Я ее как-то раз предупредил: такими темпами всю нервную систему растратишь за какие-нибудь жалкие десять лет. «Анатолий Васильевич, ничего не могу с собой поделать, – ответила, кажется, она. – Такой уж у меня характер».
Ну что ты будешь делать! Характер у нее такой…
– Лена Злобина была у вас на первом уроке? – спросила Ира, переведя дух.

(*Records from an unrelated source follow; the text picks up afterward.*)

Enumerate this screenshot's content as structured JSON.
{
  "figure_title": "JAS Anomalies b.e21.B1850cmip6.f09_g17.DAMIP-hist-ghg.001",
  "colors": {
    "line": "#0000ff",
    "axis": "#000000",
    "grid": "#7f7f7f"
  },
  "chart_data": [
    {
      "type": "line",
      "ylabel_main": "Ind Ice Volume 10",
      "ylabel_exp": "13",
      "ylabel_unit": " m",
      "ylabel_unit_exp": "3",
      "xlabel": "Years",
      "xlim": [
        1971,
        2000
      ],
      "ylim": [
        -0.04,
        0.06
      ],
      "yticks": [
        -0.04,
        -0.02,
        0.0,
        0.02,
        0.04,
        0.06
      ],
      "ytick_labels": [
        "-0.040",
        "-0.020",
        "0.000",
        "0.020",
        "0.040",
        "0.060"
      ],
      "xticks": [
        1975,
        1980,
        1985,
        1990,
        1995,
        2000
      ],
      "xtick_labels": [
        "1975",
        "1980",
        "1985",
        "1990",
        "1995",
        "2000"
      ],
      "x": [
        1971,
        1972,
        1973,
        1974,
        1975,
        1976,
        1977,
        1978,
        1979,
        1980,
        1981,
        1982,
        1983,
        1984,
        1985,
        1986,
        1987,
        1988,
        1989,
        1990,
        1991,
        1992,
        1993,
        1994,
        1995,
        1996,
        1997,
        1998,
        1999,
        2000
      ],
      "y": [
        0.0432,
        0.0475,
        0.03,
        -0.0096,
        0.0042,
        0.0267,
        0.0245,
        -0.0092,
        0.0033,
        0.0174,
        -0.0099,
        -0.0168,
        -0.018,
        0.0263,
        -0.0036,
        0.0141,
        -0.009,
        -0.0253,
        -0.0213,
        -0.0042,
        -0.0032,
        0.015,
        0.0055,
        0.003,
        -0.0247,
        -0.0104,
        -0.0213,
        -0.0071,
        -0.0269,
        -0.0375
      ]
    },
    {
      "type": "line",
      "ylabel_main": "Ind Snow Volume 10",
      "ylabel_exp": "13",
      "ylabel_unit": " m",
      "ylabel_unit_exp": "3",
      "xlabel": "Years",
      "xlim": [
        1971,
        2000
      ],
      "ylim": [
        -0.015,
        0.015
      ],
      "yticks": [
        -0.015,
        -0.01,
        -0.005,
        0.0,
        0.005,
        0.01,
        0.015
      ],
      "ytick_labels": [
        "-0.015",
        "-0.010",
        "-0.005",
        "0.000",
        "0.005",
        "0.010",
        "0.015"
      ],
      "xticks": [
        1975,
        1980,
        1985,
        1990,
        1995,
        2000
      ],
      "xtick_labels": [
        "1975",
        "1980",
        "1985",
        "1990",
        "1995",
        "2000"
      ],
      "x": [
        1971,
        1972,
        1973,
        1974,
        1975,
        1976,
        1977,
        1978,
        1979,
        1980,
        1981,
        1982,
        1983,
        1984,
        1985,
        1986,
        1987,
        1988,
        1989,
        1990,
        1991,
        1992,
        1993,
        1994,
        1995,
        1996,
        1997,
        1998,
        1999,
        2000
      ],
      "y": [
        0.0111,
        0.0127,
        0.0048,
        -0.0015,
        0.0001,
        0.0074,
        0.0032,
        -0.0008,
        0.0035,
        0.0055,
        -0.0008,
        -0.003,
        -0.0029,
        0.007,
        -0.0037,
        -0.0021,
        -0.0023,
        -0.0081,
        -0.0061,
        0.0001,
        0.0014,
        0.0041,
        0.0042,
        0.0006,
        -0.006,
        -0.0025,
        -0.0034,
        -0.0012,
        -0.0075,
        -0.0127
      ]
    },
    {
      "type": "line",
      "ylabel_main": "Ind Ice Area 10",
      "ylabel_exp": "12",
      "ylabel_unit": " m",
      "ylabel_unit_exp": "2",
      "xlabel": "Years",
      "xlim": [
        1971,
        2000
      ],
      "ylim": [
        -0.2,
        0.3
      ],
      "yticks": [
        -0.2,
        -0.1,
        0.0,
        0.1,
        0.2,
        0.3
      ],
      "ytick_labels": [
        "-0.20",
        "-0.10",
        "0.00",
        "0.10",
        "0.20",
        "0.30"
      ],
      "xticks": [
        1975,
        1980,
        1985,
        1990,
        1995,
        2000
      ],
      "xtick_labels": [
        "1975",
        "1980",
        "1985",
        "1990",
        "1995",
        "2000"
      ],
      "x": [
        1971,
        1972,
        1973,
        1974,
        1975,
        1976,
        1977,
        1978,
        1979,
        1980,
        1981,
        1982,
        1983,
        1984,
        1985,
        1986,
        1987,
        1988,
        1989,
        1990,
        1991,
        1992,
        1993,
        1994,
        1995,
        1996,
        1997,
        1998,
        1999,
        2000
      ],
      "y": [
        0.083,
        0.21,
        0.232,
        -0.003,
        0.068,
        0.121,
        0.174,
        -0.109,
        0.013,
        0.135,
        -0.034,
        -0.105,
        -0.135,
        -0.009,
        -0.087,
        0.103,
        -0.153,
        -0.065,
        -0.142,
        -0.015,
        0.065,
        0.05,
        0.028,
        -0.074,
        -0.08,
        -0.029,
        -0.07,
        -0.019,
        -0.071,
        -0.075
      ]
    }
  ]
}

Тут-то я и вспомнил, чье место пустовало. Лена Злобина. Застенчивая – даже, я бы сказал, какая-то бесцветная девочка. В нашей школе с этого учебного года. Выходит, проучилась чуть поболее месяца. Ни с кем толком не дружила. Во всяком случае, я не замечал. На переменах сидела уткнувшись в книгу – делала вид, будто повторяет домашнее задание.
Лена Злобина. Ни рыба ни мясо.
– Нет, она отсутствовала, – ответил я. – А что стряслось?
– Выходит, не явилась сегодня в школу.
– И что тут такого? – удивился я.
Тоже мне трагедия. Меньше народу – больше кислороду.
– Отец высадил ее из машины, как всегда, у перекрестка, – пустилась рассказывать Ира. – В обычное время. А она не пришла. И на втором уроке ее тоже нет.
– Ну и что? – по-доброму усмехнулся я, пытаясь подбодрить женщину. – Небось в библиотеке прячется. Или в медпункте. Или по дачам шастает.
В темном дверном проеме в противоположном конце помещения появился Другой. Он постучал кончиком пальца по виску и с укором посмотрел на меня, как бы говоря: «Ты сам-то себе хоть чуть-чуть представляешь, что скромная и незаметная девятиклассница в промозглую погоду может делать одна в полузаброшенном, безлюдном дачном поселке?»
– Нет, не представляю, – ответил я вслух, глядя на Другого.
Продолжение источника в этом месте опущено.